Last updated: 2020-06-02

My Amazon Elastic Compute Cloud (Amazon EC2) instance failed its system status check and is no longer accessible. How do I troubleshoot system status check failures?

Short Description

System status check failures indicate that there is an issue with the hardware hosting your EC2 instance.

Resolution

The instance must be migrated to a new, healthy host by stopping and starting the instance. You can wait for Amazon EC2 to perform the stop and start of your instance. Or, you can manually stop and start the instance to migrate it to a new, healthy host.

Note: A stop and start isn't equivalent to a reboot. A start is required to migrate the instance to healthy hardware.

Warning: Before stopping and starting your instance, be sure you understand the following:

  • Instance store data is lost when you stop and start an instance. If your instance is instance store-backed or has instance store volumes containing data, the data is lost when you stop the instance. For more information, see Determining the root device type of your instance.
  • If your instance is part of an Amazon EC2 Auto Scaling group, stopping the instance may terminate the instance. If you launched the instance with Amazon EMR, AWS CloudFormation, or AWS Elastic Beanstalk, your instance might be part of an AWS Auto Scaling group. Instance termination in this scenario depends on the instance scale-in protection settings for your Auto Scaling group. If your instance is part of an Auto Scaling group, then temporarily remove the instance from the Auto Scaling group before starting the resolution steps.
  • Stopping and starting the instance changes the public IP address of your instance. It's a best practice to use an Elastic IP address instead of a public IP address when routing external traffic to your instance. If you are using Route 53, you might have to update the Route 53 DNS records when the public IP changes.
  • If the shutdown behavior of the instance is set to Terminate, the instance is terminated if you shut down the instance from the operating system using the shutdown or poweroff command. To avoid this, change the instance shutdown behavior.

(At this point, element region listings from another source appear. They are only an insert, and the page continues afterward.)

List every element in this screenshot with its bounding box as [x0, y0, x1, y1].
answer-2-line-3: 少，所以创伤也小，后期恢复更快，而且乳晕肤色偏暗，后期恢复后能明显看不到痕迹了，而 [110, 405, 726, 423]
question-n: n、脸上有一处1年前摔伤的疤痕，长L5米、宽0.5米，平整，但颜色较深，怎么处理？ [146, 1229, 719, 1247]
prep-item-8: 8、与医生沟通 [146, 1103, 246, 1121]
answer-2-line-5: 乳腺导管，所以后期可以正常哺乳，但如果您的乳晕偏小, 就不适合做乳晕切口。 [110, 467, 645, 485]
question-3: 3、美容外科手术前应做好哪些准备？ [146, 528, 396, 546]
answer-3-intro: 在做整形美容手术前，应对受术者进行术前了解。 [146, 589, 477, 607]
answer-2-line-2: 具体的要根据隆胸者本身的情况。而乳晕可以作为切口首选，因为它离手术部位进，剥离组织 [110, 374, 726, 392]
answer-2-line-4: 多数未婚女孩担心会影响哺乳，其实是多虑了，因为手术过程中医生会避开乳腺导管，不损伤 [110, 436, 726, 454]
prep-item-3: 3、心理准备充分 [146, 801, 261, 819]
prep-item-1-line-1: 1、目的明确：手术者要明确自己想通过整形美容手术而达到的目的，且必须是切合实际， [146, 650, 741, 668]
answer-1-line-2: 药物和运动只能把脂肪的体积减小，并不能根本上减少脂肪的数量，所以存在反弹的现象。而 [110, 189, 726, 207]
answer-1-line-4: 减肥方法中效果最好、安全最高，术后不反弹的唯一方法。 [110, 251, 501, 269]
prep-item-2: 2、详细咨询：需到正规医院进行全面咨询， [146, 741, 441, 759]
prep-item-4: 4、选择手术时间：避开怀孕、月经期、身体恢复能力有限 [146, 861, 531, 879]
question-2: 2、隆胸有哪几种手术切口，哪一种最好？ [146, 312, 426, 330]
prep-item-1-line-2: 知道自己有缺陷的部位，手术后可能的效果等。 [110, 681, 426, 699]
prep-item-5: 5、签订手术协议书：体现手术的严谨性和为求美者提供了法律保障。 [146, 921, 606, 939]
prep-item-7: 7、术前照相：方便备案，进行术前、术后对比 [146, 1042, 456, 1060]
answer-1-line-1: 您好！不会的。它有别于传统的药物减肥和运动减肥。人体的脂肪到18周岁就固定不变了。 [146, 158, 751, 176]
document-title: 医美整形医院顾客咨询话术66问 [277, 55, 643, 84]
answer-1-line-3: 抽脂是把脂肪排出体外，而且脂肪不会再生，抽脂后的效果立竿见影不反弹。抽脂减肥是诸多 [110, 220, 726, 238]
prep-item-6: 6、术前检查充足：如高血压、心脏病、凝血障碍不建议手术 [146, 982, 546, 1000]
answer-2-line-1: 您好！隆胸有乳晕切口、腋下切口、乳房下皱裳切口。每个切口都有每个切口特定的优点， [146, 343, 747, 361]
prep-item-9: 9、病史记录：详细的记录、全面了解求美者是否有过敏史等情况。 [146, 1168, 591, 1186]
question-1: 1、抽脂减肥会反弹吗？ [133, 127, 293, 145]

In rare circumstances, the infrastructure-layer issue can prevent the underlying host from responding to the stop and start API calls. This causes the instance to be stuck in the stopping state. For instructions on how to force the instance to stop, see Troubleshooting stopping your instance.

You can create an Amazon CloudWatch alarm that monitors and automatically recovers the EC2 instance from issues that involve underlying hardware failure.